La Moisson du ciel
La douceur allouée à nos échines
sur le chemin
l’arbre cloué
seul
par les oiseaux
abandonné
L’alphabet oublié
s’accroche aux voûtes du souvenir
Gratitude
pour la chair de loi
le souffle de peu
des filières cousues
Je me rappelle une sœur qui m’aimait
Je pleure sans leurre
à la vie
lorsque j’entends
les hommes bouleversés de joie
Gratitude à la mort
l’amour vivant
les corps
et tout s’éteindra
Dans l’enceinte gracieuse de la Terre
au rythme de l’enfance
un petit garçon contre le mur
berce
son père
sur ses genoux
Je veux bien tout perdre
pour te trouver
Toi qui es sans nom et sans visage
mon Amour
la vie
le sourire restitué
mon heure
contre ton épaule profonde
et nous pourrons chanter les berceuses
dont le monde s’est passé
Pauvre de lui !
Redonne-moi mon nom
que je puisse t’offrir
mon courage très doux
De quoi avions-nous peur lorsque nous sommes venus ?

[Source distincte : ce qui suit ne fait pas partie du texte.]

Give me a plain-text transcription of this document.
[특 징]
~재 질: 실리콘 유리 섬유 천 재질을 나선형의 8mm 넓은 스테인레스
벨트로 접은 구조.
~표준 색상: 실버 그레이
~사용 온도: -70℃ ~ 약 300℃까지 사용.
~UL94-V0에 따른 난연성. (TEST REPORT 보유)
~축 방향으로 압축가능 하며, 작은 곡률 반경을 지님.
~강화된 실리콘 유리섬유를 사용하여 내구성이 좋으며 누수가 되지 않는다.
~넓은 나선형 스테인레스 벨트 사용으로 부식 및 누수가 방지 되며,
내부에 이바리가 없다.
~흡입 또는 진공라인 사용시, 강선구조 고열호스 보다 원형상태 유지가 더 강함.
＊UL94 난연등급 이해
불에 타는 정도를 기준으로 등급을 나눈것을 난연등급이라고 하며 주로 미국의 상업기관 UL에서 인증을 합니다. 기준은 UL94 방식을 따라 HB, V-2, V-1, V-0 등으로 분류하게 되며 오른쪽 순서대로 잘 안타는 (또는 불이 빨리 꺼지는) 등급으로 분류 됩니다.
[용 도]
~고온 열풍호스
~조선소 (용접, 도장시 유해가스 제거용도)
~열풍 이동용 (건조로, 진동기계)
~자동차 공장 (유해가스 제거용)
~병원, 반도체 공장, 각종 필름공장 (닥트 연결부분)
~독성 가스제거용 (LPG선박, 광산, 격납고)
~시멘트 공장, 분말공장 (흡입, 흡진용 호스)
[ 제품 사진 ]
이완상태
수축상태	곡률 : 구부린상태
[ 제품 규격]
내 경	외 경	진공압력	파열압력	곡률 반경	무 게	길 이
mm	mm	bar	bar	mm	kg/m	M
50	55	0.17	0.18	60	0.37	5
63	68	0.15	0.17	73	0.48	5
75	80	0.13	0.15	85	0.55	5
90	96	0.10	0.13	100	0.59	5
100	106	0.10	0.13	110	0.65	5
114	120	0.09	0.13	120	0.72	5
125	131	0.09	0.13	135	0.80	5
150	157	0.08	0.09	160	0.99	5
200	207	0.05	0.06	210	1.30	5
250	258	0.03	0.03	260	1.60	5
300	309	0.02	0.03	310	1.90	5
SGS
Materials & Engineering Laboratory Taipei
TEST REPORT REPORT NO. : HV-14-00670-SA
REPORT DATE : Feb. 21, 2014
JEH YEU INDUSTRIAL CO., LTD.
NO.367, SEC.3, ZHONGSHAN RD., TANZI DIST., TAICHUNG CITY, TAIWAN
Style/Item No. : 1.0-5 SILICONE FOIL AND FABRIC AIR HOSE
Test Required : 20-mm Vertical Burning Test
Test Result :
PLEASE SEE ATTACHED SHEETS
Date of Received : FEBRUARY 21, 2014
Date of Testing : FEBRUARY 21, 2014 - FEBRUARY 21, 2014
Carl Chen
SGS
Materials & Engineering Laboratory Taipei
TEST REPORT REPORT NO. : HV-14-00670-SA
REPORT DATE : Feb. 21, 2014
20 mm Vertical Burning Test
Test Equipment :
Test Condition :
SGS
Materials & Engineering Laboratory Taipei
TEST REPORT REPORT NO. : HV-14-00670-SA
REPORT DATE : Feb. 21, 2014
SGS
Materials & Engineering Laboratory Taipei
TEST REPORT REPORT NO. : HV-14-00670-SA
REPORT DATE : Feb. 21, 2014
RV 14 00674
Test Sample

Des lions jaunes courent dans la pierre
et la nourriture n’est jamais bleue
que dans le regard des femmes heureuses
Je ne suis pas fatiguée de faire ta louange
J’écris sur des tickets de caisse
la moisson du ciel
Tu as eue de la chance
petite
de pouvoir aimer ta mère
toi qui lèves une langue disparue
ton sein tendu sous le tissu de l’avenir
Regarde-moi
et nous chanterons tour à tour
ton cantique souillé
avec mes voix démunies de mûriers
Quelle pensée Dieu ose-t-il incarner à Auschwitz ?
Le fou-rire des enfants frondeurs
s’en moque
Je ne peux pas oublier
Je me retire dans le palais de ma gratitude
d’où je t’écris
Tu m’entends sous le silence
de la guerre aux mains pendues
Un homme sans tête
bras croisés
repose dans l’inquiétude
et la charge de ses yeux humides
signe l’abandon aux mèche blondes
que le navigateur chérit dans sa doublure
Reste-t-il quelque capitaine
penché sur ses mappemondes
pour traverser nos océans de gratte-ciels contemporains ?
Je veux avoir confiance en nous
dans la nouvelle civilisation
atroce
et alors je descends de son train stupide
et d’un mot nous tire
hors de sa terreur
dans l’abîme soyeux
de ta grâce
Les pas de l'oiseau dans la neige
Amandiers, oranges sauvages
Grenadier parvenu à maturité
Rêve qui nous emporte
Amour en moi, amour vivant
C'est juste un art de la vie
En laquelle l'éternité se mire
Acrostiche réalisé à partir de fragments de poèmes de : Claude Vigée, Michel Ménaché & Yannis Ritsos, Ella Yevtouchenko, Thierry Bourcy, Rita Mestokosho & Laurence Nobécourt, Christian Bobin, François Cheng.